Tuesday, August 04, 2009

The "fatal conceit" of Barack Obama

The lesson from Hayek is that when the rules are right, markets are collectively much smarter than any individual or group within them. This is the lesson that the Obama administration has utterly missed.

By placing Brian Deese, a 31-year-old with no business or automobile background whatsoever, in charge of General Motors, the Obama administration has signaled its belief that individual smarts is more important than the wisdom of markets.

Deese dropped out of law school to work on the Clinton and then the Obama campaigns in 2008 as an economic policy adviser. Despite his lack of relevant business experience, he has authority to make decisions about the future of GM and the allocation of resources in the automobile industry.
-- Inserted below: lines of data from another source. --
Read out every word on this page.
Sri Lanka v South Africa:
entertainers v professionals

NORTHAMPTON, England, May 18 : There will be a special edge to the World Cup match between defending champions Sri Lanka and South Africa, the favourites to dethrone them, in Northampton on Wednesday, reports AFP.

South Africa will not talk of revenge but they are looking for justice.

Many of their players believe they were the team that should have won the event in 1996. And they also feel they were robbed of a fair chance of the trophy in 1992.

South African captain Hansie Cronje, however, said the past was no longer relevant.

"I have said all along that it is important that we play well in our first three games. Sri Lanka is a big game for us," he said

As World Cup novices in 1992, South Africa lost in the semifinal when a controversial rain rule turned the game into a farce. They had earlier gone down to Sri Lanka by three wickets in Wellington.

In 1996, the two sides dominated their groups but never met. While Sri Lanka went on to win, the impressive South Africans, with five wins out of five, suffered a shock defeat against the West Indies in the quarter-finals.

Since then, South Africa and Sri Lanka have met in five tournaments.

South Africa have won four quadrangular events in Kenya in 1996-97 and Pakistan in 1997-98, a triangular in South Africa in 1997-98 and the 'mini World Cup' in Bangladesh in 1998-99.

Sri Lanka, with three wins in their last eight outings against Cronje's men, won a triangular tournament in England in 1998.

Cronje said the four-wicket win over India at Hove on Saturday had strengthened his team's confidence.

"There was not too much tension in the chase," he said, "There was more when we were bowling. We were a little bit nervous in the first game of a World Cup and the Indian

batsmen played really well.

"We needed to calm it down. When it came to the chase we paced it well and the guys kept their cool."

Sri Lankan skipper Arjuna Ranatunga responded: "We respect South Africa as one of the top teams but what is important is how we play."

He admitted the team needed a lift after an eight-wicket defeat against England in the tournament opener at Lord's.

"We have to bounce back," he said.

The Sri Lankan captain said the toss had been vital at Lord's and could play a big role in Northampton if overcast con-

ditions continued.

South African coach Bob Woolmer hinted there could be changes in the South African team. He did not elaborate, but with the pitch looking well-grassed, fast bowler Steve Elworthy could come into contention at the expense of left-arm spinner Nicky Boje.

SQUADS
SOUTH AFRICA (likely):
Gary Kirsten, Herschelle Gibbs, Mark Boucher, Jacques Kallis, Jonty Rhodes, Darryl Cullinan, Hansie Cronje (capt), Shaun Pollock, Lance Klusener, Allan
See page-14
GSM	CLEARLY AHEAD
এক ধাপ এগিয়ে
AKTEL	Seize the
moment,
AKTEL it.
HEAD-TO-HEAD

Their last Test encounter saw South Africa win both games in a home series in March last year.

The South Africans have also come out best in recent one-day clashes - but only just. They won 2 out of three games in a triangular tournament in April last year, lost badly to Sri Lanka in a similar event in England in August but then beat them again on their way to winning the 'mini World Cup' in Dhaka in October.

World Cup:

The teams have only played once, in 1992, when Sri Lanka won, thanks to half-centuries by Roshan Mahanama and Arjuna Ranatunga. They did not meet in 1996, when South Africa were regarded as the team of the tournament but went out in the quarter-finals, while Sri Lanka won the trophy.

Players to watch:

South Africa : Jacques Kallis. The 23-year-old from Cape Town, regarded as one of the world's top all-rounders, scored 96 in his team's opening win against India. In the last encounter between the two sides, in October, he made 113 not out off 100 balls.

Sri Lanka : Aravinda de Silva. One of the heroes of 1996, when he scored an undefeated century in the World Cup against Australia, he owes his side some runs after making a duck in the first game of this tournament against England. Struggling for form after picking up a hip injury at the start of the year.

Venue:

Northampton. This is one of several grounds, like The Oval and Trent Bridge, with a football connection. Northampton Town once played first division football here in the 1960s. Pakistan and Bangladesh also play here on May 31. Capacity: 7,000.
The administration evidently believes that experience in policymaking is an effective substitute for the local and contextual knowledge of how to produce goods and services. This is a complete misunderstanding of the way in which markets work and what kinds of knowledge matter.

Much of the same is true with Obama's supposed fixes for health care and financial services. Imposing a vision of how an industry "should" work and how it should produce and deliver its products from the top down is the height of political hubris.

The conceit behind it is one that dates back to the earliest visions of socialist central planning. Even as belief in that more comprehensive vision has died, the mindset behind it is still manifested in the belief that top-down fixes driven by well-meaning political actors are more rational than letting individuals with their local knowledge coordinate and cooperate via markets.